Perhaps more importantly, the OT and NT narratives originated in different cultures millennia apart.
Therefore Jesus is not relevant to the question of YHWH's human sacrifice. In other words, your post is off topic.
With respect, despite legitimate questions regarding authorship, time of writing, and the naming convention, it is presumed in the Bible itself to be the same god. If you stipulate that Jesus existed and spoke as the Bible states, he is on record as accepting the continuity, explicitly affirming the law and the prophets as still applying. The episode of the money changers reminds us that sacrifice was also still practiced among the Jews, of whom Jesus was one, and as I recall his issue there was not with the practice of sacrifice but with the profiteering.

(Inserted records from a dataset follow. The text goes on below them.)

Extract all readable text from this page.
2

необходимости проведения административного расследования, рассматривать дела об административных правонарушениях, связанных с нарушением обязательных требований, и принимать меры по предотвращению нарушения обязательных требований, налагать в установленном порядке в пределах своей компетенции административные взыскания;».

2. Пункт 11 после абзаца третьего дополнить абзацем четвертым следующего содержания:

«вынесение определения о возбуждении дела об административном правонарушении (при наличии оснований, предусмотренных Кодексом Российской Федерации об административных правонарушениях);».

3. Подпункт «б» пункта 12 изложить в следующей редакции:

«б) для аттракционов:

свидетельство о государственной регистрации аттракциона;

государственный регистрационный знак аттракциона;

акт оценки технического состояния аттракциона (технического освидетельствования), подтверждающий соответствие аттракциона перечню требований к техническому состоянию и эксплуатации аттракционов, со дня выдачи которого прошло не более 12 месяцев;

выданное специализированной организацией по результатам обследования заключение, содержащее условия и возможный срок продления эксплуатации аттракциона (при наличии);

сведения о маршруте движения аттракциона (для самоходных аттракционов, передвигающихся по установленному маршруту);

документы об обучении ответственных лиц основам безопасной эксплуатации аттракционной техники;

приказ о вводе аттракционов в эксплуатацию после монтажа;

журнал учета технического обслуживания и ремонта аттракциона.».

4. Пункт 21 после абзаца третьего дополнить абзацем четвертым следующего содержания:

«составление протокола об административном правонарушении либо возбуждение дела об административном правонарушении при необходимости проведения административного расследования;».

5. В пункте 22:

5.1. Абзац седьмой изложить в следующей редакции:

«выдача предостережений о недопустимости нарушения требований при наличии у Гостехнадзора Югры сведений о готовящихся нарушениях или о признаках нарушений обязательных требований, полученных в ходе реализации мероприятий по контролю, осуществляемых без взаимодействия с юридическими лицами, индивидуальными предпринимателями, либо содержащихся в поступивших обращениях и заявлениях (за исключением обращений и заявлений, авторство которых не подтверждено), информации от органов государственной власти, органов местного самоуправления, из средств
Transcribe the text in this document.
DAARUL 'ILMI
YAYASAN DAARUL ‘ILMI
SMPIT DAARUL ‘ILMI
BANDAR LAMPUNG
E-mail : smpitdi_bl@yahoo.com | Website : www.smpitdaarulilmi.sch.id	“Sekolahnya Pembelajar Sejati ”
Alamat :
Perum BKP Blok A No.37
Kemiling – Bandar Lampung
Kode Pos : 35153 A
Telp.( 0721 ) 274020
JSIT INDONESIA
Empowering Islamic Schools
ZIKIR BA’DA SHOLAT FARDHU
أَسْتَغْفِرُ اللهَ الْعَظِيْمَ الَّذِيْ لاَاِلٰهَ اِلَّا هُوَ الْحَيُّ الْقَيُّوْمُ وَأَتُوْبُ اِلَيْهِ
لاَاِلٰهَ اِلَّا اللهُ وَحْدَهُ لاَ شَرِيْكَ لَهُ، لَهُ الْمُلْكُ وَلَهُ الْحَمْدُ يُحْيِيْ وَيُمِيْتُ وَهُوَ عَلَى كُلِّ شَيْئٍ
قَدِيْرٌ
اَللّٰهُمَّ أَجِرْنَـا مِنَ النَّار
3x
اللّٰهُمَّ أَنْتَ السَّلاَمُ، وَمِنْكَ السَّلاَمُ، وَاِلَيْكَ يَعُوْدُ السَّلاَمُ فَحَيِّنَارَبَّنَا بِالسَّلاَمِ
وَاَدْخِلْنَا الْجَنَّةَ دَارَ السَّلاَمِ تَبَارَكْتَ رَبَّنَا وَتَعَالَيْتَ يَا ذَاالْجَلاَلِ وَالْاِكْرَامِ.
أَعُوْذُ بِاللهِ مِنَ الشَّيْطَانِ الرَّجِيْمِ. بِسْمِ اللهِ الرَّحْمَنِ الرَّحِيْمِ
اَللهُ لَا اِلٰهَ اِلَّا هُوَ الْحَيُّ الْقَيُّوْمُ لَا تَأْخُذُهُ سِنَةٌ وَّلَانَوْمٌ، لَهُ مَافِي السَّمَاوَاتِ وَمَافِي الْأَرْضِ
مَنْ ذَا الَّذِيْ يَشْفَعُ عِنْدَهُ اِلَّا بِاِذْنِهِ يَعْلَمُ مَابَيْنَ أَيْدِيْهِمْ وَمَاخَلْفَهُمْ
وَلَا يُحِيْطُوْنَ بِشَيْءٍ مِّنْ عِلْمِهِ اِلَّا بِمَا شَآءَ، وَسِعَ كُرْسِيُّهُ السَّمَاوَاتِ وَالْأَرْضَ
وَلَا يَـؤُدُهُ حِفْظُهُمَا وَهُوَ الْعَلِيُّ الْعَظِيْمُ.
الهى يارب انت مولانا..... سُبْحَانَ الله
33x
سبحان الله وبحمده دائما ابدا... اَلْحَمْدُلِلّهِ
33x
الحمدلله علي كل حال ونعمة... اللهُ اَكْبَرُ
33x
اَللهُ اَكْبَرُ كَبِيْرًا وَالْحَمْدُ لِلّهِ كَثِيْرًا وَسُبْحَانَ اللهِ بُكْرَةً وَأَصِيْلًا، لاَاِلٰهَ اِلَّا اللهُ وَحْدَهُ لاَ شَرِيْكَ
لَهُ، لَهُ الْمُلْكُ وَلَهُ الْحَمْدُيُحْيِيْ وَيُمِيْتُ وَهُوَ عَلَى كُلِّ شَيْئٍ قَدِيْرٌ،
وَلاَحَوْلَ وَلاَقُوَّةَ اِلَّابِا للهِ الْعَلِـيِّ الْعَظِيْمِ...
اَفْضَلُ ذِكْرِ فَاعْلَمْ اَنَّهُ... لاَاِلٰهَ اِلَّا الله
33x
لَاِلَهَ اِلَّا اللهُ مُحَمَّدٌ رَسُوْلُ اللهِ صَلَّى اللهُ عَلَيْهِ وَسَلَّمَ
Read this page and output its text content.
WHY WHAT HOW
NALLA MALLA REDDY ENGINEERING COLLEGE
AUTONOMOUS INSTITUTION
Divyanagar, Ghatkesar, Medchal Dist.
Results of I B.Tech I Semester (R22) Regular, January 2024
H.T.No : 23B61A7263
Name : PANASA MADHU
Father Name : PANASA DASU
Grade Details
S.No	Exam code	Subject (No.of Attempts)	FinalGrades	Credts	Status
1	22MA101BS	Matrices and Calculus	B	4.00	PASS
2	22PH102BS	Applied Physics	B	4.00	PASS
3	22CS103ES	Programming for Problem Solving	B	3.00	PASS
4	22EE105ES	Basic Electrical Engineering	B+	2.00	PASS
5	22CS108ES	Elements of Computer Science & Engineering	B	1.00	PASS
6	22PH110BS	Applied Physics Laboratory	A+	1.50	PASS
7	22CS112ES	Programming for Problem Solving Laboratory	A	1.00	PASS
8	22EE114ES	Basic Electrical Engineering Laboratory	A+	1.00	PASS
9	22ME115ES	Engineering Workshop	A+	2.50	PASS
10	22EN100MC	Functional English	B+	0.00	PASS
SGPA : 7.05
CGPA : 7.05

Interpretive reading of the New Testament also, I think, suggests that Jesus (or the character represented as Jesus) was well versed in the Hebrew scriptures and general practices, his parables and other statements echoing (if often with a twist) the form and content of those that went before.
I do not think this makes a material difference in the question of what constitutes a sacrifice, or more importantly the suggestion that Jesus was sacrificed to whatever name the authors of the New Testament chose to use for their god.
But in this case I do not think Leumas is incorrect to conflate the two testaments as Christian doctrine generally does. We can still argue about what constitutes a sacrifice and who did what to whom, but if, as it appears, Leumas is basing his arguments on a literal reading of the canonical text, then that literal reading must, I think, consider both testaments as parts of the same Bible concerning the same presumed god.